Wednesday, June 18, 2014

`I Know Every Book of Mine By Its Scent'

I guessed citrus, faint but discernable. The librarian concurred but narrowed her guess to orange. Perhaps, but I noted a hint of lemon, though not so strong as furniture polish; more attenuated, like the scent of a lemon cake baking two rooms away. She was almost ready to agree when she renewed her argument in another direction: “Have you ever smelled a tea rose?” I thanked her again for fetching the book, Isaac Bashevis Singer’s The Spinoza of Market Street (1961), a first edition in a library binding, accompanied by a fragrance that turned an old favorite into a multi-sensory experience. I’ll note one sentence in the collection’s title story. The main character, Dr. Nahum Fischelson, hears the calls of vendors in the Warsaw streets, including this: “`Gold, gold, gold,’ a woman who dealt in rotten oranges shrieked.” 

A new book smells like a new refrigerator. That is, it doesn’t. A book’s scent is earned, and old books tend to smell musty or dusty, like the passage of time itself at the human scale. In 2009, a team of chemists analyzed old-book fragrance and concluded: “The aroma of an old book is familiar to every user of a traditional library. A combination of grassy notes with a tang of acids and a hint of vanilla over an underlying mustiness, this unmistakable smell is as much part of the book as its contents.” This sounds suspiciously like the more pretentious reaches of wine-speak (“steely minerality”), but the chemists say the scent originates in “several hundred identified volatile and semivolatile organic compounds (VOCs) off-gassing from paper and the object in general.” I must work “off-gassing” into conversation soon. 

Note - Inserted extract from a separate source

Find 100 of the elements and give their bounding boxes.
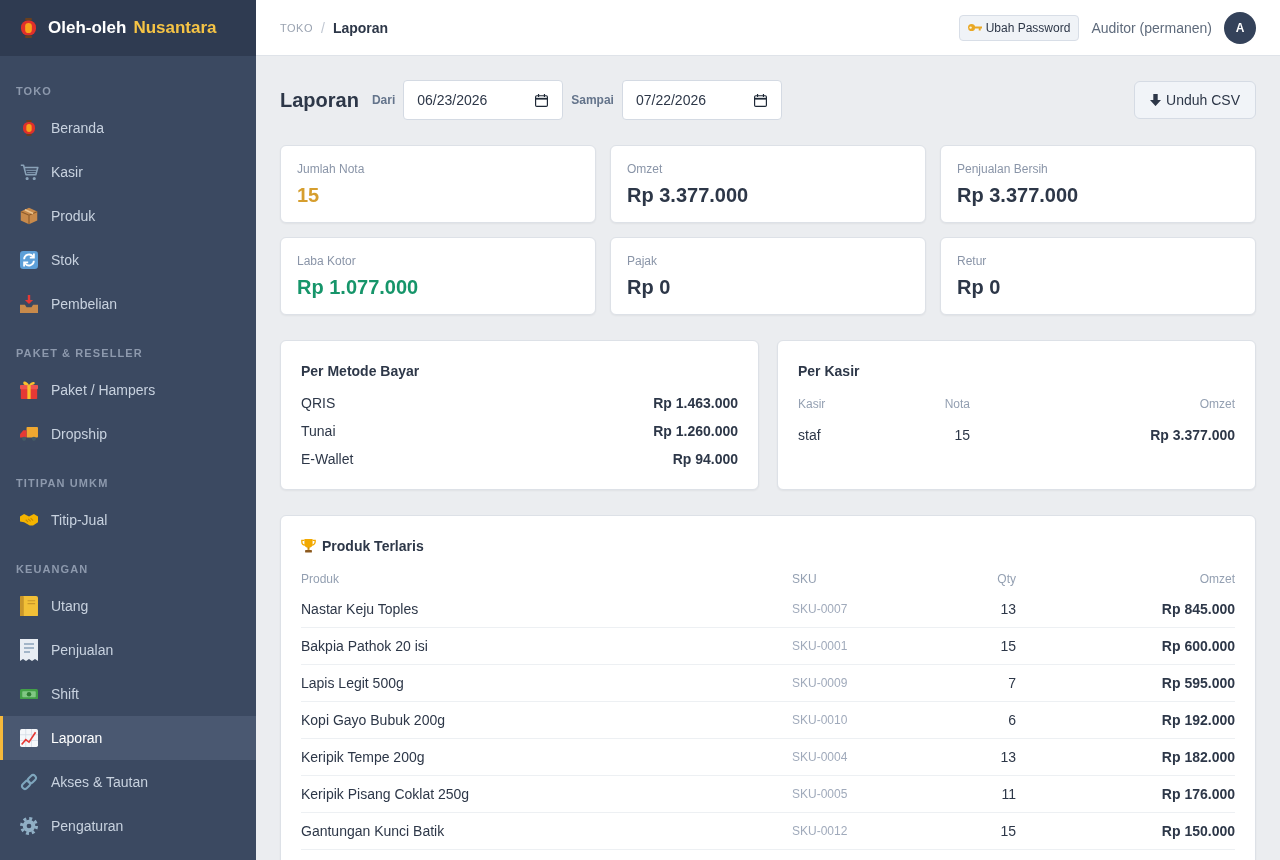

The non-VOC scent most often encountered in library books is tobacco, sometimes accompanied by a spill of ash. The effect on a non-smoking, book-loving reader is sickening. Old books smell good to those of us at home in their company. Non-readers, no doubt, would be offended. On his first visit to the Bodleian, Charles Lamb reports: “I seem to inhale learning, walking amid their foliage; and the odour of their old moth-scented coverings is fragrant as the first bloom of those sciential apples which grew amid the happy orchard.” Lamb’s “moth-scented” coinage sounds scriptural. In 1801, while reading Duns Scotus, Coleridge declares in a letter to Southey, “I am burning Locke, Hume, & Hobbes under his Nose -- they stink worse than Feathers or Assafoetida [sic].” Whether Coleridge refers to the philosophers or their books remains uncertain, though I prefer the approach of a lesser writer, George Gissing, who has the title character in The Private Papers of Henry Ryecroft (1903), a semi-fictional version of himself, boast: 

“”…I know every book of mine by its scent, and I have but to put my nose between the pages to be reminded of all sorts of things. My Gibbon, for example, my well-bound eight-volume Milman edition, which I have read and read and read again for more than thirty years – never do I open it but the scent of the noble page restores to me all the exultant happiness of that moment when I received it as a prize. Or my Shakespeare, the Great Cambridge Shakespeare—it has an odour which carries me back yet further in life.” 

Ants, who communicate by emitting and reading smells, would understand. Imagine a vast catalogue of bookish scents: “Ah, yes, I smell the Burton. The McLean edition, 1826. Two volumes.”